As for the fishermen around lake Victoria, their lives didn’t seem good for European standards, but there weren’t any complaints to be heard from them. It’s one of those bad situations where you see how everything is fucked up but nobody who is involved actually considers it bad, so nothing changes.
As many other films this one seems to be sponsored by a couple of public European TV stations. I always think that’s quite a cool thing. It still looks like quite a low budget affair with bad cameras and everything. A film worth seeing. But not going to cinema for, as their material seems to be quite low-resolution or generally blurry in many places, so an ordinary telly should do just fine. It’s a documentary which you are not going to see for the aesthetic experience.
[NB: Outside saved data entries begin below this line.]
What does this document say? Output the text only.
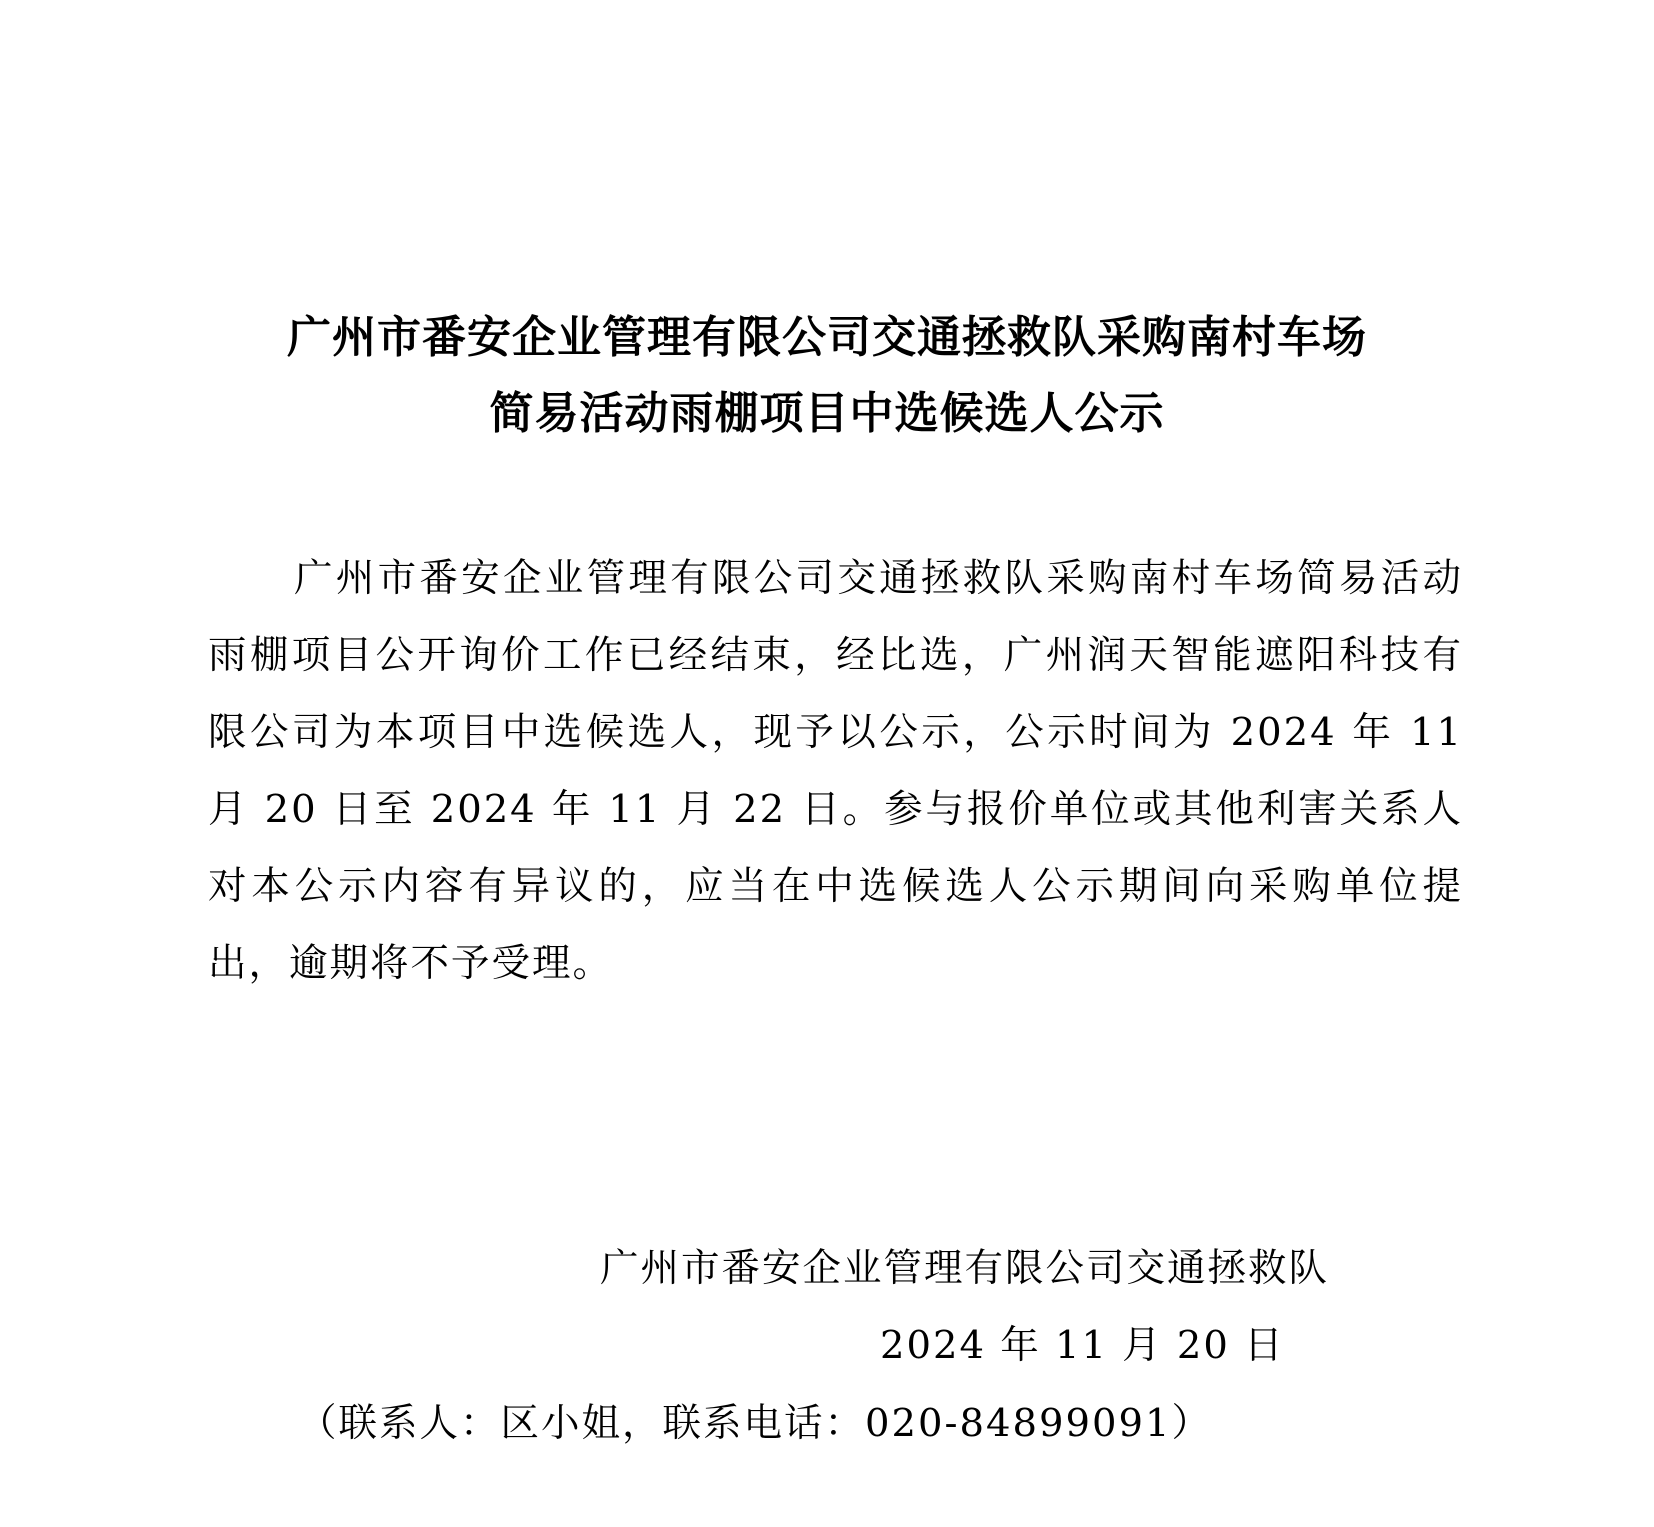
广州市番安企业管理有限公司交通拯救队采购南村车场
简易活动雨棚项目中选候选人公示

广州市番安企业管理有限公司交通拯救队采购南村车场简易活动雨棚项目公开询价工作已经结束，经比选，广州润天智能遮阳科技有限公司为本项目中选候选人，现予以公示，公示时间为 2024 年 11 月 20 日至 2024 年 11 月 22 日。参与报价单位或其他利害关系人对本公示内容有异议的，应当在中选候选人公示期间向采购单位提出，逾期将不予受理。

广州市番安企业管理有限公司交通拯救队
2024 年 11 月 20 日
（联系人：区小姐，联系电话：020-84899091）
What I didn’t like about the film was that it tries to mix the three topics of ecology, food business (or globalisation if you wish) and weapons trade… and fails at this. While the subject of ecology seems central when seeing the film’s title, it is hardly discussed throughout and the aspect of the fish export and weapons import is focused on. But even for those no good connection is established and I think each of those topic may be wide and important enough to merit a documentary on its own. In addition, having both topics crammed into one film – along with what seems to be not-too-good journalism to me – keeps each of them from being treated with enough detail and energy. At many stages the film looks like they wanted to make certain points but just didn’t get the material to make them. That’s unsatisfactory.